In the center of industry is "dust"

[–] iridaniotter@hexbear.net 1 points 2 months ago

Wasps are a type of bee... truth nuke

[–] RedWizard@hexbear.net 1 points 2 months ago (1 children)

Damn they made the thing for real?

[–] git@hexbear.net 1 points 2 months ago (1 children)

If you have an iPhone you can get it for free as well as the audiobook on Apple Books, otherwise: https://annas-archive.org/md5/59a6dd38e78ee052e816f5f01c424dde

[–] miz@hexbear.net 1 points 2 months ago (1 children)

I wonder if they used an LLM to generate this

[–] CptKrkIsClmbngThMntn@hexbear.net 1 points 2 months ago

I highly doubt it. The satire is very textually rich and you can tell they've put a lot of thought in - stuff like him throwing "publishers" onto the list of ruling class members in the excerpt I posted.

[–] driving_crooner@lemmy.eco.br 1 points 2 months ago (2 children)

The plot line of the book was totally abandoned on the middle of the season without any conclusion. Why they even added it? To fill space on the begging of the season?

[–] axont@hexbear.net 1 points 2 months ago (1 children)

I think it only existed to show how detached and malleable the innies are. Outside people easily see the book as pretentious gibberish. Innies see it as the most profound words they've ever read.

[–] driving_crooner@lemmy.eco.br 1 points 2 months ago (1 children)

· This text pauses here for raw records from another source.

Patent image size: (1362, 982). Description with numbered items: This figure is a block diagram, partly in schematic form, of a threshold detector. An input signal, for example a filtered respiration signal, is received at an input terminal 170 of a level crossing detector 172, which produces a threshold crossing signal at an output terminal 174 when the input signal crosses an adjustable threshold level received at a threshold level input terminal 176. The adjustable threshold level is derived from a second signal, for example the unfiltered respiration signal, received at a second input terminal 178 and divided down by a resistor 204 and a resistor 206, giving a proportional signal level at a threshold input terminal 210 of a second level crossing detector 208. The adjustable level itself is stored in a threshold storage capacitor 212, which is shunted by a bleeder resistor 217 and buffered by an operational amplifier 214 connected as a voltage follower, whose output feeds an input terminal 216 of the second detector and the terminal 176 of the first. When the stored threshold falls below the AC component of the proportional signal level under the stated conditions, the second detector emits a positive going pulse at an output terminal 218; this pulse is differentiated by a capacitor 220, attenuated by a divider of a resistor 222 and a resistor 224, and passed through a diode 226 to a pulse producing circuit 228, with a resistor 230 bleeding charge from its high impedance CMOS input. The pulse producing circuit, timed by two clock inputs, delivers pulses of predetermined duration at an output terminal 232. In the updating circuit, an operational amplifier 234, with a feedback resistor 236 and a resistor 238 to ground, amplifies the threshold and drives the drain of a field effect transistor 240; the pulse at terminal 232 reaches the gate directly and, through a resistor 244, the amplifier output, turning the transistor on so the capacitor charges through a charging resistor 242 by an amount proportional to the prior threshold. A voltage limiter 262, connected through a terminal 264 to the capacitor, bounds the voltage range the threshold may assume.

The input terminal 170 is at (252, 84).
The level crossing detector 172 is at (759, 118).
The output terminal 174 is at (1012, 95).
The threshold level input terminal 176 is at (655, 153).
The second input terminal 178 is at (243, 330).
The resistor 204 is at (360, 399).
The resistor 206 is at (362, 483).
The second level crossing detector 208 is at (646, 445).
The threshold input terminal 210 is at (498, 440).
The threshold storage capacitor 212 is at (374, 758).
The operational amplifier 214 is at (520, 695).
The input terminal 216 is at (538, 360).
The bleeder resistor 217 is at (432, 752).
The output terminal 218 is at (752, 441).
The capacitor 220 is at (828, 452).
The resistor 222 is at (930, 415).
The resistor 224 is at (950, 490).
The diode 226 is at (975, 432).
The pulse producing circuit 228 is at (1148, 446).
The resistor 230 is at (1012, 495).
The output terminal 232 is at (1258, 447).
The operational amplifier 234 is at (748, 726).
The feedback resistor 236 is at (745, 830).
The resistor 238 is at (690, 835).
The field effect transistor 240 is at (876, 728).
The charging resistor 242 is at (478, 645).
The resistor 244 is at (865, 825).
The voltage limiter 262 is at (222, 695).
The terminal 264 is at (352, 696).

I'm talking about the rewrite of the book by the writer guy and the Corp lady. The last scene of the plot line was him and his wife fighting because she couldn't believe he was selling off to Lumon, but after that the book was never mentioned again.

[–] Jabril@hexbear.net 1 points 2 months ago* (last edited 2 months ago)

spoilerI think the book's purpose was to wake up the innies and give them the drive to find their "true selves" and rebel.

The part about him selling off to Lumon was to show 1) Lumon was working behind the scenes on damage control to ensure nothing like them breaking out ever happens again 2) show that the wise theorists behind inspiring works are also humans who can easily be corrupted against their stated values.

It did seem like they could have extended that subplot a bit by how they were setting it up but it also served its purposes

[–] CptKrkIsClmbngThMntn@hexbear.net 1 points 2 months ago

I thought you were talking about the first season and was about to write a very civil reply, but yeah I was really disappointed in how they dropped it in the second (as well as Ricken's character, one of my favourites).

[–] RedDawn@hexbear.net 1 points 2 months ago

That shit was so funny in the show, stood out as laugh out loud moments for me when the innie characters are reading this and finding it moving and profound and subversive because they have nothing to compare it to.